中学校卒業後も、先生を囲んでワンダーフォーゲル部のOB登山は続いた。 先生は私をとても高く買ってくれていて、いつも親身に相談に乗ってくれた。 お酒が好きで、登山の最後の下山で安全地帯まで下りて来ると、ウイスキーの小瓶をラッパ飲みしながら笑って小走りしていた姿を思い出す。
私が大学受験に失敗し浪人生活を始めると、私の大学進学を固く信じていた先生は私のことを大変心配してくれた。
私の家は中学校のすぐ隣だったので、卒業後もたびたび職員室に先生を訪ねた。 中学生のとき学年で一番の成績だった私が、高校時代に道を踏み外し堕落していく姿に、先生は胸を痛めていた。 なんとか私を「更生」させようと真剣に考えてくれていた。
私は、浪人しても真面目に勉強せず、しまいには原付バイクを買ってくれと親にせがむようになった。 中古だったので数万円のことだったと思うが、親は当然応じなかった。

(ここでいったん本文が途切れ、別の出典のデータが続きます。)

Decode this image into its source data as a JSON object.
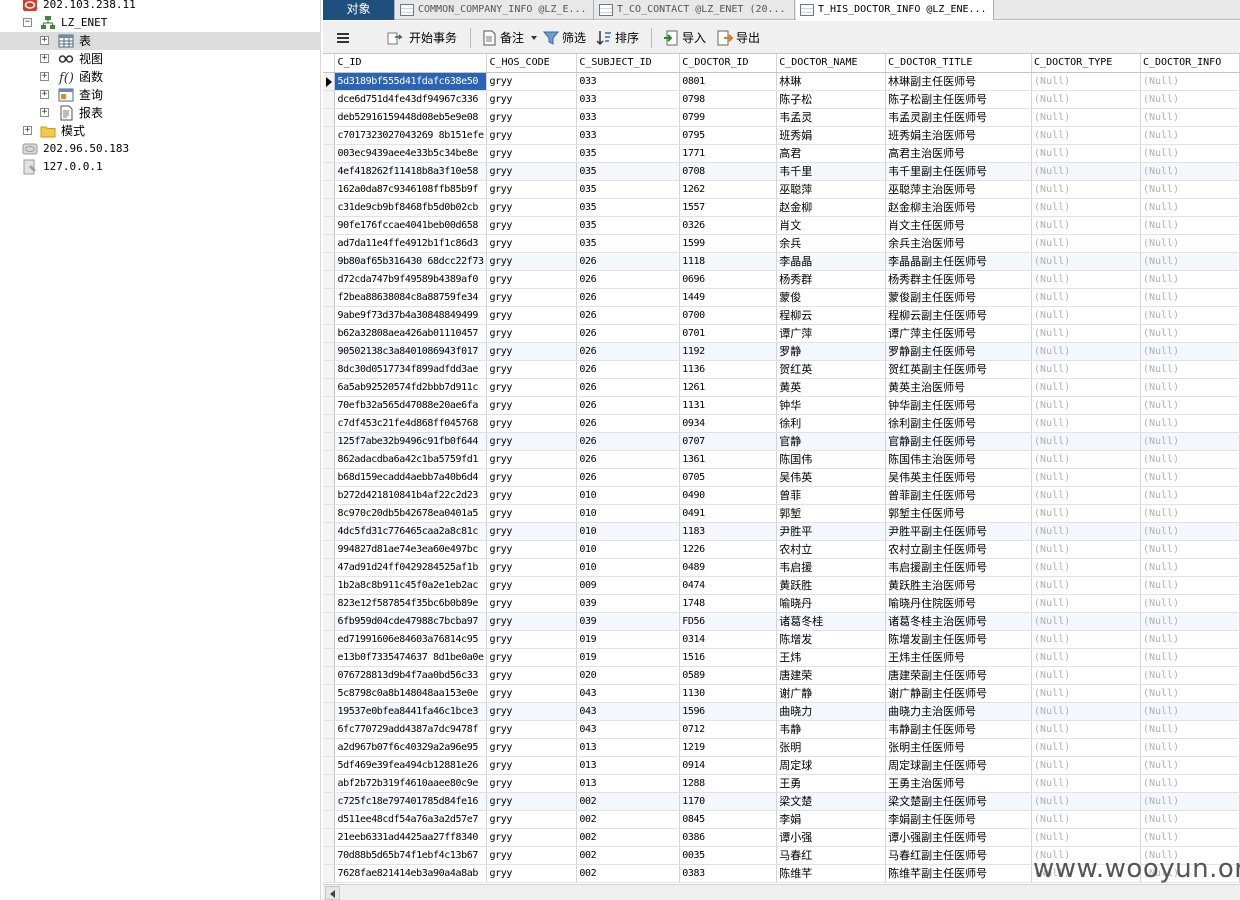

ある日、その話を先生に漏らした。 先生は「よし、それでお前が勉強を頑張れると言うのなら、ボクが買ってあげよう!」と言った。 私は驚いた。 先生は私に期待し、信じてくれたのだ。
中学校の教師で、特別の資産家でもない先生が、自分の家族のためならいざ知らず、何年も前に卒業した生徒のために差し出そうとした温かい愛だった。 結局、その話を知った両親が、慌ててお金を出して買ってくれることになった。
その偉大な先生は、それから数年後、胃がんで若くして亡くなられた。 私は心に風穴があいたようだった。
教育者である先生を「大将」と呼ぶのは相応しくないのかもしれない。 だが、あの先生から「先生」という肩書を取り去ったら、残る姿はまさに大将そのものだったと思う。
義務や責務や損得勘定ではなく、優しい愛で若者を包み、その人らしい生き方に矜持を貫く。
それが大将だ。
私は人生で大将にはなれなかった。
それだけはぶざまだったと、情けなく思うことがある。